I am a great believer that music is for all, and that it caters for everyone who has a desire to take part, so if you simply wish it to be a pastime for which you can earn a little here and there, then there is most certainly a place for you. Equally, if music is your passion, if you know that without it your life would feel incomplete, then there is also a place for you. I learned that I placed as much value on singing as I did the air that I breathe after I was left unable to sing for a short period due to health complications. Only when it was taken away from me did I understand music’s true importance to my life. It has been this unwavering devotion to my craft which has seen me through the difficult moments. Introspection is an important tool for artists, for only through an understanding of who it is that you want to be can you decipher how to get there.
How would you define success as a musician?
The great Giuseppe Di Stefano said, “to present yourself to an audience and move them, this is the art of singing” and this quote has resonated with me ever since I first came across it. I truly believe that there is no greater honour in music than to make someone feel something, be that sadness, happiness, fear, or amusement. So, for me, success is simply having people come up to me after a performance to tell me that I have moved them.
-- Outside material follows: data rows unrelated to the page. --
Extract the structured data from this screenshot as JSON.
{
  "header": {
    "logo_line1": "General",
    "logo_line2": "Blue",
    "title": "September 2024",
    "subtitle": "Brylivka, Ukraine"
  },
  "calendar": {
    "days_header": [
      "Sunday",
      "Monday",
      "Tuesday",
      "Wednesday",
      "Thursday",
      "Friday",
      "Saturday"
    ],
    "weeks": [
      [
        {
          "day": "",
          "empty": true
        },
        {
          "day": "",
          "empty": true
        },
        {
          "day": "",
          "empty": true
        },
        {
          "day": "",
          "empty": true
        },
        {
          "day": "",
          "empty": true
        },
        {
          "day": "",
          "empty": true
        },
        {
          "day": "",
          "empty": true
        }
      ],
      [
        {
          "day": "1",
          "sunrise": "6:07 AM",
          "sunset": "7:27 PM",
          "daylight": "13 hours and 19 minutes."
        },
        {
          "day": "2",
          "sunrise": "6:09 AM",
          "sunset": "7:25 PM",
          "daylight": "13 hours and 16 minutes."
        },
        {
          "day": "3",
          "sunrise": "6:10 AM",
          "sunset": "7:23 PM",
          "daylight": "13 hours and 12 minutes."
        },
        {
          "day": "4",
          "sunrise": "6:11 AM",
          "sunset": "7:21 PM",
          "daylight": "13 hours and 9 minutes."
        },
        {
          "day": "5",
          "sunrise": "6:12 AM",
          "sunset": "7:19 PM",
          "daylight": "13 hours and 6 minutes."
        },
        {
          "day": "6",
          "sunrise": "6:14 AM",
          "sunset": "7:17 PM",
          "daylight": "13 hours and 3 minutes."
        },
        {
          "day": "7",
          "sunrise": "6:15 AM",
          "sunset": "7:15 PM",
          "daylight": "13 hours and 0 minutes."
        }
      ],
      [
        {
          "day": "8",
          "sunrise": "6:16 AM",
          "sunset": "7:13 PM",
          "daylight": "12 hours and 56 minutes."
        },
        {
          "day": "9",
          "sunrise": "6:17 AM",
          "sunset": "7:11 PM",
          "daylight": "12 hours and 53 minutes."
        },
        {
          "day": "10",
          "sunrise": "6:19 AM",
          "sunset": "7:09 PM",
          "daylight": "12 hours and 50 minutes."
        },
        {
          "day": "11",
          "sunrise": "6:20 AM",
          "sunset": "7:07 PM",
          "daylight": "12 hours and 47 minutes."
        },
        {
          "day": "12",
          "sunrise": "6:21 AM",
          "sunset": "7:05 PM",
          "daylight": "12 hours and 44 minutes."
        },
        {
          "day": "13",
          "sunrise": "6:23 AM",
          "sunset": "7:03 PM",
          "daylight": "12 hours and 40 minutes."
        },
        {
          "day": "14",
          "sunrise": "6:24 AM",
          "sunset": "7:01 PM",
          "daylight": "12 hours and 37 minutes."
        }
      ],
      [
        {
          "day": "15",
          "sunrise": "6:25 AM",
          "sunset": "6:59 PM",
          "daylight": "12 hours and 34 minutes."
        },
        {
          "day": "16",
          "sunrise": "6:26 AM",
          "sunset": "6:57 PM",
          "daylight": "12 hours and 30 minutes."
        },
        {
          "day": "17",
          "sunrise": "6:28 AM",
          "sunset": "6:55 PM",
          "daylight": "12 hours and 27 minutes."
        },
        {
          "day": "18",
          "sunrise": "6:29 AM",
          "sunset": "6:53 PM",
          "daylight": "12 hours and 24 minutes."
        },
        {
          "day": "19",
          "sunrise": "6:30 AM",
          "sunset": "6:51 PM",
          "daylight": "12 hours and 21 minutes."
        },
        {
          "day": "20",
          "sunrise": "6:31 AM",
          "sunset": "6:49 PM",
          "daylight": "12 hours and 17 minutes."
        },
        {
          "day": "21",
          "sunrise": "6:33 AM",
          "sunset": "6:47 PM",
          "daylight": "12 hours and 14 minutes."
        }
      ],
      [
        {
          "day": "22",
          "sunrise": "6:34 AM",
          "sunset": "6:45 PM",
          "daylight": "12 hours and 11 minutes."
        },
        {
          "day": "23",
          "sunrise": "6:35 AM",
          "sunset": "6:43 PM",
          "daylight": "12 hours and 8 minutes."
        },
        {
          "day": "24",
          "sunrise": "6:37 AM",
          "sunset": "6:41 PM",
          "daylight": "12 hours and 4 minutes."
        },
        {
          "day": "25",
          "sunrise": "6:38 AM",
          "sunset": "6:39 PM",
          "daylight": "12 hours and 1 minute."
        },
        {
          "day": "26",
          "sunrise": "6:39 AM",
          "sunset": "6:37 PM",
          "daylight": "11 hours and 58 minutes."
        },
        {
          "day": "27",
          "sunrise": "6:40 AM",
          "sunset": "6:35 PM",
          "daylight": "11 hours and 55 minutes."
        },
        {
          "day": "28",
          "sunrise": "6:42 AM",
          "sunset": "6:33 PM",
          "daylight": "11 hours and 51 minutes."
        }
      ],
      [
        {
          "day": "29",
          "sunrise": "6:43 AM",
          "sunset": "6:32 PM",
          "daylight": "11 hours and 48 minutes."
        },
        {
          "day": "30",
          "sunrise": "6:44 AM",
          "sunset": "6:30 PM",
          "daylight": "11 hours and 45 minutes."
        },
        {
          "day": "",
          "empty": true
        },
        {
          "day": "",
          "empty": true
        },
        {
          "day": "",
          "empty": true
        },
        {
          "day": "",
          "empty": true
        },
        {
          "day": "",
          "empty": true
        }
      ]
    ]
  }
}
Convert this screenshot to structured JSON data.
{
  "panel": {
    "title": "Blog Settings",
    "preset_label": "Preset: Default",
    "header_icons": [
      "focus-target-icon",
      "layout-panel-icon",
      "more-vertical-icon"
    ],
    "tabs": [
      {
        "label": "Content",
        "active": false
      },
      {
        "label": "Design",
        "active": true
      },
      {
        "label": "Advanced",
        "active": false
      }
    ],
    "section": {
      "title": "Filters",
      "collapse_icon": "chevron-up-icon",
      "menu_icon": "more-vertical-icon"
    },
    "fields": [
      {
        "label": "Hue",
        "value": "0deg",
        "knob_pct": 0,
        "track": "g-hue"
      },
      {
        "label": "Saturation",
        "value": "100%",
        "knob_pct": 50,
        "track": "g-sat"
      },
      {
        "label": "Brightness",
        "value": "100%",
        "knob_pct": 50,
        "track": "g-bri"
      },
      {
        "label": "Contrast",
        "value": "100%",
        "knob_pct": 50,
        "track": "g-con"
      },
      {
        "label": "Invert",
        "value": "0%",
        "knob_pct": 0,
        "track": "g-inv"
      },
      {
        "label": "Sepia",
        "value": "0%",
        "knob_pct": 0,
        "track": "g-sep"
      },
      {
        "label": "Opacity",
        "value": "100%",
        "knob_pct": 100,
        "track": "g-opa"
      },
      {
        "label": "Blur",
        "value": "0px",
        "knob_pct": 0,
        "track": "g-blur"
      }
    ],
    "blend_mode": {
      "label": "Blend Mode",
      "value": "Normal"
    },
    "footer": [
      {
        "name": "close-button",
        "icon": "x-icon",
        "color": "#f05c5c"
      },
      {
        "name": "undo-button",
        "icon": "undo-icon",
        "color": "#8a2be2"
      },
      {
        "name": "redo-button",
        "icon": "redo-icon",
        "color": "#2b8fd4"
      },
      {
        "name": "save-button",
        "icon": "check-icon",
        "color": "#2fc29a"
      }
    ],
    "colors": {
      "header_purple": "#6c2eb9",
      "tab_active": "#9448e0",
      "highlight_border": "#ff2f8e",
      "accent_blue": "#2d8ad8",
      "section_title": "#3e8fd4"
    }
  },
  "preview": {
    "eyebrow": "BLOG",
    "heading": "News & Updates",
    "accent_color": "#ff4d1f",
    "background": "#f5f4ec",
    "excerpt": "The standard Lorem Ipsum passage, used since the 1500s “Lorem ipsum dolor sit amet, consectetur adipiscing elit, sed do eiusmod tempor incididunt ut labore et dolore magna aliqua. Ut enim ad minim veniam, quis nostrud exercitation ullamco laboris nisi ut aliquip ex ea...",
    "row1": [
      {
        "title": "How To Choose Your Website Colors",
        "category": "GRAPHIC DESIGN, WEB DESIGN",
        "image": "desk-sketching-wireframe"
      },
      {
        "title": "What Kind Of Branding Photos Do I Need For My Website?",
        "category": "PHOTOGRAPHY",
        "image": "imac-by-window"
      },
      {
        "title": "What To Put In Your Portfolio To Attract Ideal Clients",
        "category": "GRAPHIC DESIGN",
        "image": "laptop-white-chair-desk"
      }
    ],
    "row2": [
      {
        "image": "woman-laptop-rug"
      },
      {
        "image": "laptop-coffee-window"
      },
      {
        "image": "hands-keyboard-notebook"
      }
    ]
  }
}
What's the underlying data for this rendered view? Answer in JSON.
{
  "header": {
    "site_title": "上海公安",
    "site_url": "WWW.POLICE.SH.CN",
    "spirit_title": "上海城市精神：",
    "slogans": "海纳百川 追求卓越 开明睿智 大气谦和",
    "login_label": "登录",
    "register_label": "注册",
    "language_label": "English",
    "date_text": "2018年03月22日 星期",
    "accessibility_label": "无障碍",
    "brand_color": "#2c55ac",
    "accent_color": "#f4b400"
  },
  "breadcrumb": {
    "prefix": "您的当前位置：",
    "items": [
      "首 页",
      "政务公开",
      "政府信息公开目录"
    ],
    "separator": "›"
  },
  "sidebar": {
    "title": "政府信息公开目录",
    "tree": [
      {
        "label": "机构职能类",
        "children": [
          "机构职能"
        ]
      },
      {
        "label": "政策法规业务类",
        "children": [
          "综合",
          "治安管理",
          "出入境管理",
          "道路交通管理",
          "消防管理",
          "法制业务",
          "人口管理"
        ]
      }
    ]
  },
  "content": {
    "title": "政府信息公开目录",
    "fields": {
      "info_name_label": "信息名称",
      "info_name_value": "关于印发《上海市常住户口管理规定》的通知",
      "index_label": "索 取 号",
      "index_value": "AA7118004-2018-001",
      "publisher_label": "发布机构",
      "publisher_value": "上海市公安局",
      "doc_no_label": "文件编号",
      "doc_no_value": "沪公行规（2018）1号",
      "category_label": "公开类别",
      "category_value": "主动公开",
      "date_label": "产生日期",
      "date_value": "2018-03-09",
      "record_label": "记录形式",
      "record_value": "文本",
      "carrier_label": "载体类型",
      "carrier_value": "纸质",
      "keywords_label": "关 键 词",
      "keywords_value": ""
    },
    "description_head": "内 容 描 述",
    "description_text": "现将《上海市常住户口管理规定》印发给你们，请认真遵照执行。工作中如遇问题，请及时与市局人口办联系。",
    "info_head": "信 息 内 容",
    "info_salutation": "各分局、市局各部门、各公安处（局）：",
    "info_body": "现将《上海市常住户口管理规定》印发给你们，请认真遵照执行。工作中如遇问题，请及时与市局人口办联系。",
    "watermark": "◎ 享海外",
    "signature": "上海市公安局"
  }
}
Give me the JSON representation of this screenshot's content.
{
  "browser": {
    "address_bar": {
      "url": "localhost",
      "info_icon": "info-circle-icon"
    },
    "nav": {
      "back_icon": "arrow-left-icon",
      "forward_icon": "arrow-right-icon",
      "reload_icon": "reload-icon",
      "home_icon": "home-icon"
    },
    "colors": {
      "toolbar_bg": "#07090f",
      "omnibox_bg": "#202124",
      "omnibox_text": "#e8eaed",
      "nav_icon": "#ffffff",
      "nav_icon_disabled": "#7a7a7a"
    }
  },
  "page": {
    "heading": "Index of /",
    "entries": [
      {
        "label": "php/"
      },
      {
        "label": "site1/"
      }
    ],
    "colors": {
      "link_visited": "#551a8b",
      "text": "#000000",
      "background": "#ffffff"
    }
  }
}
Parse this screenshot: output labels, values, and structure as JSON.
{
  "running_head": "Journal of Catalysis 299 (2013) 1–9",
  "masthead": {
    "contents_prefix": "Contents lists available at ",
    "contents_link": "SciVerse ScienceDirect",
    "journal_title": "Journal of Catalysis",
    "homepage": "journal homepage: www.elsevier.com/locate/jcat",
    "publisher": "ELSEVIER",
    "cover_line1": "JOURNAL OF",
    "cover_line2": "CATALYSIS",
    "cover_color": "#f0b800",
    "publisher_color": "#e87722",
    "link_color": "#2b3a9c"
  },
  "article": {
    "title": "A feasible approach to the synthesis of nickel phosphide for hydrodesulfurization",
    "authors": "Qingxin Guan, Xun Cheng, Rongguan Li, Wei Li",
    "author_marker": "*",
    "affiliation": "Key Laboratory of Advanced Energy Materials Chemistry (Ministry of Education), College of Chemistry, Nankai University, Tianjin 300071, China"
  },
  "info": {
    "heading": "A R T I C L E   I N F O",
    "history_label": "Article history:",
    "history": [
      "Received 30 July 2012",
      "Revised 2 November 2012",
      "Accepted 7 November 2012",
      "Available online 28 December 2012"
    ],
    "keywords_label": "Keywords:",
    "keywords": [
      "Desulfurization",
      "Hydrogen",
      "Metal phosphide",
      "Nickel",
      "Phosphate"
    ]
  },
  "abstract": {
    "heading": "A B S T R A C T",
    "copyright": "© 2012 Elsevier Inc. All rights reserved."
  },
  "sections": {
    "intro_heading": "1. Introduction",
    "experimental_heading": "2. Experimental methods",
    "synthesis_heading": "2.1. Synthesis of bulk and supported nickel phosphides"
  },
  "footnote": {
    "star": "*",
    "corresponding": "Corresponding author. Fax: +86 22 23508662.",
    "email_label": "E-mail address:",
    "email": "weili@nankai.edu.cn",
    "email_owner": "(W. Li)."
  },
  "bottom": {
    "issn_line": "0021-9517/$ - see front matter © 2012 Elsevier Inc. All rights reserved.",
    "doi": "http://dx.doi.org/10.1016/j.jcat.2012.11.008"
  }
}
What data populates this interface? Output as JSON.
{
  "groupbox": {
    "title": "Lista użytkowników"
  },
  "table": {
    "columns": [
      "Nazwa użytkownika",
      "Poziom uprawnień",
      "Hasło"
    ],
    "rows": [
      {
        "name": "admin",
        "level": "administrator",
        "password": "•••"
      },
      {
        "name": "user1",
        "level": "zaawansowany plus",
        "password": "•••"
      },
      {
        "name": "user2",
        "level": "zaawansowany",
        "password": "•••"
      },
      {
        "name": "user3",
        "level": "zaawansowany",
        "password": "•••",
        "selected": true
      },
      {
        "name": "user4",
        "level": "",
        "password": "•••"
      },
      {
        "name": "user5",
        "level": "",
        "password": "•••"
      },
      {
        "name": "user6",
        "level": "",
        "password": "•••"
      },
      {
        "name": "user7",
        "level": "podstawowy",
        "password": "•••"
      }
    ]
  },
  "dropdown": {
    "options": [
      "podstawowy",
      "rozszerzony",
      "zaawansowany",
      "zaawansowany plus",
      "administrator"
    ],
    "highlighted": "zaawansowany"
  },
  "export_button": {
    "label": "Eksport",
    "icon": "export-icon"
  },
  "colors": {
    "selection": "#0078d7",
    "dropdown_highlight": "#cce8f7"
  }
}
What would you like to be doing in 5 years’ time?
My ultimate goal is to perform on the world’s greatest operatic stages. Within five years, I hope to have made significant strides towards achieving this; this may come in the form of completing a Young Artist Programme at a reputable house and/or attaining recognition from an established international competition.
I am fortunate to have been accepted into Royal Academy Opera, where I will begin in September. Joining RAO will allow me to explore in great depth the roles and repertoire which I hope to spend the rest of my life performing, whilst simultaneously continuing to build upon my current stage experience, all within a controlled educational environment.
I am aware of just how much work there is still to do before I am in any position to achieve these aspirations, but I am fully prepared to take the necessary steps to give myself the best chance of doing so.
Samuel is currently an ABRSM Postgraduate Scholar at the Royal Academy of Music, where he studies with Prof. Kate Paterson, Janet Haney, and Jonathan Papp; he joins Royal Academy Opera this September. Samuel is the winner of the Second Prize in the 2022 Richard Lewis/Jean Shanks Award; he was Very Highly Commended in the 2021 Blythe-Buesst Operatic Prize and a Finalist in the 2019 Kathleen Ferrier Society Bursary for Young Singers; he is an Opera Prelude Young Artist, the recipient of HRH Princess Alice’s Prize for Exemplary Studentship, and is a member of the prestigious ‘Academy Song Circle’. Samuel is generously supported by the ABRSM, the Josephine Baker Trust, and the Countess of Munster Musical Trust.